Many of my ‘deeper’ blog posts are often created when I’m having a low day, and to be honest, I think that works a lot better as I am not afraid of what I am saying and have no filter on what I feel.
You know when you are just having one of those weeks where everything is just going wrong? My laptop broke, I lost my favourite ring, my face has broken out, and I just feel angry and super down.
I know I have already posted a few posts about the struggle with my weight, but I have completely fallen off of the wagon over the last months. This has left me with zero confidence and feeling generally shitty, which is definitely not a good thing. I can’t really blame anyone but myself for my constant face stuffing and no exercise, but it still makes me feel so crap!
I have honestly eaten everything I have seen, such as having Dominos takeaway at least once a week, and so on. I have completely lost control of what I am doing, and I am finding it so difficult to get back on track.
However, this year I am trying my very hardest to keep a positive mind (even though everything keeps going wrong), I wanted to use this blog post to set some of my goals for the rest of the year.
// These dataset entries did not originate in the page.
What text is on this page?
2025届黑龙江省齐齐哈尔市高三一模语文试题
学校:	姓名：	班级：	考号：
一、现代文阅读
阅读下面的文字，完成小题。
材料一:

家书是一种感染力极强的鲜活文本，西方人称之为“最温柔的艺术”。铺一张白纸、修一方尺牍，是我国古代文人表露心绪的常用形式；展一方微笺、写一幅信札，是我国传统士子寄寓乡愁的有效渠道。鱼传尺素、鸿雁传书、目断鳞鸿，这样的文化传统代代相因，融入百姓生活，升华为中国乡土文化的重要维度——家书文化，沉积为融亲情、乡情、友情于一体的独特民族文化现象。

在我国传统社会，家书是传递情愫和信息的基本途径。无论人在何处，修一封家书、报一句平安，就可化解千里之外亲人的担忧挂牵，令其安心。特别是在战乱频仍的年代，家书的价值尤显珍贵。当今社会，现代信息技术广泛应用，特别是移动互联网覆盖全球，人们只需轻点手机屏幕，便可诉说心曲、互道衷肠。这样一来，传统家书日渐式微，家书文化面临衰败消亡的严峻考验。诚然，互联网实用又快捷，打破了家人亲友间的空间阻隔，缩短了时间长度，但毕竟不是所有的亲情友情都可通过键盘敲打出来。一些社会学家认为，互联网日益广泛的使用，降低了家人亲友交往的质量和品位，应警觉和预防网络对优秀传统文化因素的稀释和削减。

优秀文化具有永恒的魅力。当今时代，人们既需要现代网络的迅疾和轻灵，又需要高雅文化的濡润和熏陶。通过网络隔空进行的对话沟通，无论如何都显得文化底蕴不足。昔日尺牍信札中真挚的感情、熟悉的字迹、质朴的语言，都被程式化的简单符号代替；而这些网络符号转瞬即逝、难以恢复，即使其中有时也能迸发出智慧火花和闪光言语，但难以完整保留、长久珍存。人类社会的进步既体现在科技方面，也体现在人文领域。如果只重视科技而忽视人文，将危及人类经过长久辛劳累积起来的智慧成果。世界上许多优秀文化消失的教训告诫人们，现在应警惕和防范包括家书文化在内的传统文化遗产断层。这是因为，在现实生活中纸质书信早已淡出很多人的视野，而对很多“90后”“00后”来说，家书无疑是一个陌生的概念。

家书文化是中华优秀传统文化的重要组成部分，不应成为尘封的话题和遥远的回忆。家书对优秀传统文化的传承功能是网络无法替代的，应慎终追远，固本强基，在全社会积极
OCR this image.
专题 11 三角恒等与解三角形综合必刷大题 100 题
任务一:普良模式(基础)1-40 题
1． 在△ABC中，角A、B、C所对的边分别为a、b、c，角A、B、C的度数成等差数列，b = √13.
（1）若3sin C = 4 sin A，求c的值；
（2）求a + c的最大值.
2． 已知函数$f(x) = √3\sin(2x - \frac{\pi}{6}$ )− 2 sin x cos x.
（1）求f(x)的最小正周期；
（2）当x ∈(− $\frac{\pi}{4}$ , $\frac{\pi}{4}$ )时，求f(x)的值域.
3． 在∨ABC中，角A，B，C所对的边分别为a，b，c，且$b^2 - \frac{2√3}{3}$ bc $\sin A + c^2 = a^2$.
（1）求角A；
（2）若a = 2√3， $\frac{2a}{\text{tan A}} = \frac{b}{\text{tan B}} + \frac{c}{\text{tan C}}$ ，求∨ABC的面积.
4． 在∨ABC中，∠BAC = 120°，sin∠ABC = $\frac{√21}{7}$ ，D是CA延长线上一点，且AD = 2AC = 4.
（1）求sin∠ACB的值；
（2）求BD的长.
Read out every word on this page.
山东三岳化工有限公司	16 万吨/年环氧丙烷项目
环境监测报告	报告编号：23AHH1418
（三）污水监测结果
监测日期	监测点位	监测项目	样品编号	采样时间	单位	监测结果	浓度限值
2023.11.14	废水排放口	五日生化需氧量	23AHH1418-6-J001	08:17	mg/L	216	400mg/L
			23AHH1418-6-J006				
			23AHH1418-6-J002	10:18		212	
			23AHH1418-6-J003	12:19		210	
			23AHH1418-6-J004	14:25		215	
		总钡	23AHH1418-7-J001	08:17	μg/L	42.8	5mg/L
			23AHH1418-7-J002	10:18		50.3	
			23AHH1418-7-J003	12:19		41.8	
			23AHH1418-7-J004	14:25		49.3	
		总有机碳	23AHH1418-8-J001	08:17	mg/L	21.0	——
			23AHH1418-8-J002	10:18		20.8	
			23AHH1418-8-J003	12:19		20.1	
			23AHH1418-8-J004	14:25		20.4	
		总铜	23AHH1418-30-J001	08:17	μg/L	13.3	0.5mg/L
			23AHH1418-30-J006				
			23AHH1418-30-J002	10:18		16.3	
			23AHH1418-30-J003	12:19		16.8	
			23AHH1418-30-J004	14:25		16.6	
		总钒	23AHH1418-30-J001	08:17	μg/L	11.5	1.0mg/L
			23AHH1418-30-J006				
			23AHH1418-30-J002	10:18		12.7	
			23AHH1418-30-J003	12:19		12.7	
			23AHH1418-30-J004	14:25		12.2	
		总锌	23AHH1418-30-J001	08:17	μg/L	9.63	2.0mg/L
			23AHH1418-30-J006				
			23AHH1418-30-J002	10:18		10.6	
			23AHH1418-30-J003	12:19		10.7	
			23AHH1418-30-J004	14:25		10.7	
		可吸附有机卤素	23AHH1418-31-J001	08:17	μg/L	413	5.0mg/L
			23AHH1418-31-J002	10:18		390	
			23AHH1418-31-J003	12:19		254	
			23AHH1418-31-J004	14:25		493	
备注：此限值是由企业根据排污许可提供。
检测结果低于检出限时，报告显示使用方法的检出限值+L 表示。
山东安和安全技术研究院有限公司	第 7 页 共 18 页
So, let’s start by saying ‘new month, new me’ (cringe)- June is the month where I am going to start again and really try my hardest to reach my goal.
You may be thinking that I am being to be hard of myself, as a lot of people have said how confident I am at the moment, but I don’t feel happy with my body. Looking back at the pictures from our friend’s wedding, I just keep looking at how horrible I look in all of the photos, and it upsets me that I do actually look this way.
I know that we are taught to love our bodies, but I can’t help but hate mine at the moment. Every outfit I put on, I feel horrible and try to avoid looking to a full-length mirror. However, I am going to do my best to change that in the next couple of months.
I am going to actually try and go for a jog at least three times a week; I am going to eat clean and really try to love myself, which is probably the hardest part. I just need to get back into that positive mindset and really do it this time, and I’m only doing this for myself.
It is super hard being a woman, sometimes with all of the pressure that surrounds us to look good. Of course, I have never really cared what other people think, but it can get to you sometimes. I really do have days or weeks where I really overthink situations, and it makes me feel super sad, but that’s life, right?